I lunge to the kitchen sink and vomit up the water I drank. Alice stays where she is. I run the faucet and remove the hand sprayer and spray water ineffectually to wash the mess down.
“I’m hungover,” I say helplessly. “I’m sorry.”
“I thought you might be,” she says. “You sounded a little keyed up on the phone.”
I see her looking around the house presumably to see whether it’s a safe environment for a child. The essential tidiness and coziness of my late grandmother’s home overcomes the detritus of Honey that is strewn around the linoleum and carpet.
“You know you have to be careful at this altitude,” she says mildly.
“Can I get you some coffee,” I say and look around for a coffee machine filters coffee any of the things I would need to make the coffee, and she says “Tell you what. You are good for less than nothing right now.” She gently takes Honey’s hands off her leg and walks carefully gingerly frailly over to me and takes the dish towel from the handle of the refrigerator where it is tucked and opens the freezer takes out ancient frozen peas wraps them in the dish towel and says “Take this to bed with you and lie down.”
“What are you going to do?” I ask her, holding the peas to my burning eyebrow.
“I’ll mind the baby.” I look at her and somehow telegraph my concern that she won’t be able to corral Honey at her advanced age.
“I don’t move very fast but I think I know how to take care of a sweet baby,” she says, and looks down at Honey and says “Don’t I know how to look after a sweet baby?” and Honey shrieks “Daaaahhhhhh!” Alice looks at me with an eyebrow gently raised.
“I don’t get the feeling that you could move any faster than I could.” From my roiling stomach I am trying to muster up the will to be polite say no thanks I’ve got this but some slumbering self-pre
serving instinct wakes and I gesture at diapers on the coffee table and bananas in the fruit bowl and say “There are eggs in the fridge” and there is really nothing else for me to do but go into the bedroom close the door take off my clothes get into bed curl up on my side put the peas on my burning face pull the covers all the way over my head and cry until I fall asleep.

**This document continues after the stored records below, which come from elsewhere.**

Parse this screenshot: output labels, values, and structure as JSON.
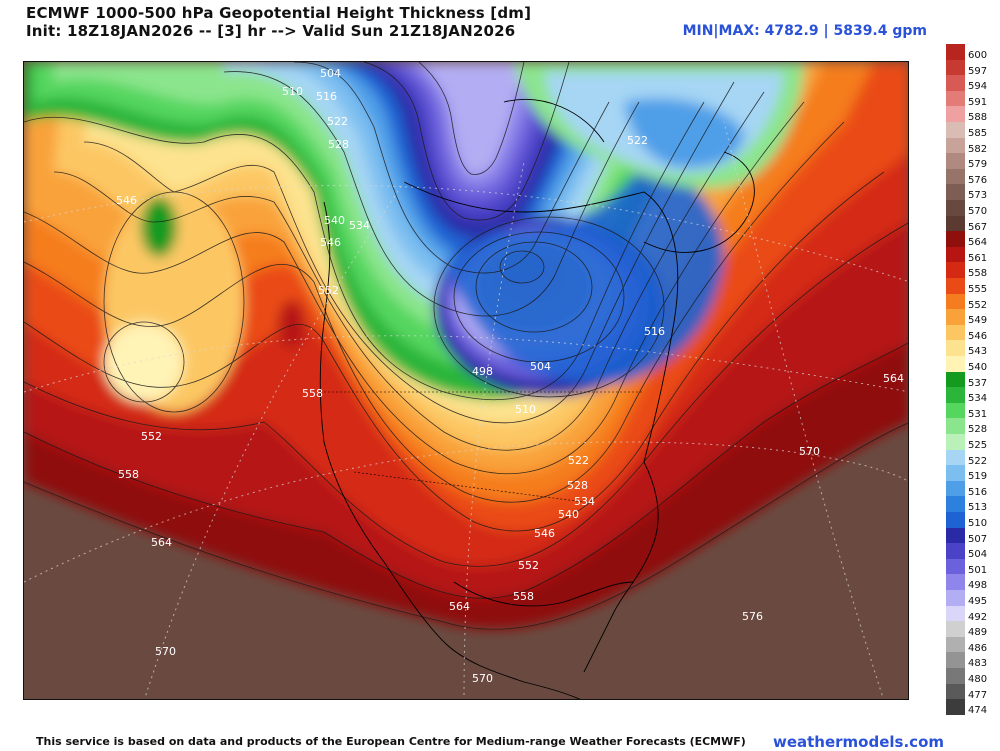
{
  "header": {
    "title": "ECMWF 1000-500 hPa Geopotential Height Thickness [dm]",
    "init": "Init: 18Z18JAN2026 -- [3] hr --> Valid Sun 21Z18JAN2026",
    "minmax": "MIN|MAX: 4782.9 | 5839.4 gpm"
  },
  "legend": {
    "levels": [
      {
        "label": "600",
        "color": "#b8251f"
      },
      {
        "label": "597",
        "color": "#c63a32"
      },
      {
        "label": "594",
        "color": "#d75a55"
      },
      {
        "label": "591",
        "color": "#e37b77"
      },
      {
        "label": "588",
        "color": "#efa0a0"
      },
      {
        "label": "585",
        "color": "#d9bcb3"
      },
      {
        "label": "582",
        "color": "#c8a399"
      },
      {
        "label": "579",
        "color": "#b08a80"
      },
      {
        "label": "576",
        "color": "#977469"
      },
      {
        "label": "573",
        "color": "#7e5e54"
      },
      {
        "label": "570",
        "color": "#684940"
      },
      {
        "label": "567",
        "color": "#5b3a31"
      },
      {
        "label": "564",
        "color": "#8f0f0c"
      },
      {
        "label": "561",
        "color": "#b61512"
      },
      {
        "label": "558",
        "color": "#d42a14"
      },
      {
        "label": "555",
        "color": "#ea4b16"
      },
      {
        "label": "552",
        "color": "#f57d1f"
      },
      {
        "label": "549",
        "color": "#f9a23a"
      },
      {
        "label": "546",
        "color": "#fcc763"
      },
      {
        "label": "543",
        "color": "#fde38f"
      },
      {
        "label": "540",
        "color": "#fff3b5"
      },
      {
        "label": "537",
        "color": "#159a20"
      },
      {
        "label": "534",
        "color": "#2bb53a"
      },
      {
        "label": "531",
        "color": "#55d65f"
      },
      {
        "label": "528",
        "color": "#8be58c"
      },
      {
        "label": "525",
        "color": "#b9f1b8"
      },
      {
        "label": "522",
        "color": "#a6d6f4"
      },
      {
        "label": "519",
        "color": "#7cbef0"
      },
      {
        "label": "516",
        "color": "#4f9fe8"
      },
      {
        "label": "513",
        "color": "#2d81de"
      },
      {
        "label": "510",
        "color": "#1e63d3"
      },
      {
        "label": "507",
        "color": "#2a2aa6"
      },
      {
        "label": "504",
        "color": "#4b43c7"
      },
      {
        "label": "501",
        "color": "#6c61dc"
      },
      {
        "label": "498",
        "color": "#8f85ea"
      },
      {
        "label": "495",
        "color": "#b3adf3"
      },
      {
        "label": "492",
        "color": "#d9d6f9"
      },
      {
        "label": "489",
        "color": "#d0d0d0"
      },
      {
        "label": "486",
        "color": "#b0b0b0"
      },
      {
        "label": "483",
        "color": "#949494"
      },
      {
        "label": "480",
        "color": "#787878"
      },
      {
        "label": "477",
        "color": "#5a5a5a"
      },
      {
        "label": "474",
        "color": "#3c3c3c"
      }
    ]
  },
  "map": {
    "contour_labels": [
      {
        "text": "504"
      },
      {
        "text": "510"
      },
      {
        "text": "516"
      },
      {
        "text": "522"
      },
      {
        "text": "528"
      },
      {
        "text": "546"
      },
      {
        "text": "540"
      },
      {
        "text": "534"
      },
      {
        "text": "546"
      },
      {
        "text": "552"
      },
      {
        "text": "558"
      },
      {
        "text": "552"
      },
      {
        "text": "558"
      },
      {
        "text": "564"
      },
      {
        "text": "570"
      },
      {
        "text": "522"
      },
      {
        "text": "498"
      },
      {
        "text": "504"
      },
      {
        "text": "510"
      },
      {
        "text": "516"
      },
      {
        "text": "564"
      },
      {
        "text": "570"
      },
      {
        "text": "522"
      },
      {
        "text": "528"
      },
      {
        "text": "534"
      },
      {
        "text": "540"
      },
      {
        "text": "546"
      },
      {
        "text": "552"
      },
      {
        "text": "558"
      },
      {
        "text": "564"
      },
      {
        "text": "570"
      },
      {
        "text": "576"
      }
    ]
  },
  "footer": {
    "credit": "This service is based on data and products of the European Centre for Medium-range Weather Forecasts (ECMWF)",
    "site": "weathermodels.com"
  }
}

Sometime later I open my eyes and I’m under the sheet in a foul-breath-smelling pocket of warmth and the peas are a big wet spot on the sheet beside me. I have such a serious feeling of badness that I have to just submit to it, curl my knees up to my chest and let it wash over me like waves, waves that will ideally recede after they’ve spent their energy on my supine form, giving me a chance to stand up catch my breath. I have had a hangover in my life more times than I care to admit and so there is a part of me that knows that this particular body-mind-heart-spiritual-level, ethical-level feeling of badness is just the hangover and not a permanent state, but I also know that this hangover badness like all hangover badness is latching onto preexisting badness. Surely the tide of badness rising steadily higher over the last eight months is a sign that there is something to which I cannot acclimate. Engin’s green card, my job, Hugo and Meredith and the breast pump in the basement of Oberrecht Hall. And Maryam. And Ellery. Now instead of waking up to see a stranger’s back next to me as I might have done in the past and thus ushered in hangover-specific badness it’s the feeling of the grave injury I’ve done to my face, the egg on my eyebrow, being an unfit mother, not just to my own child but any other child that might cross my path.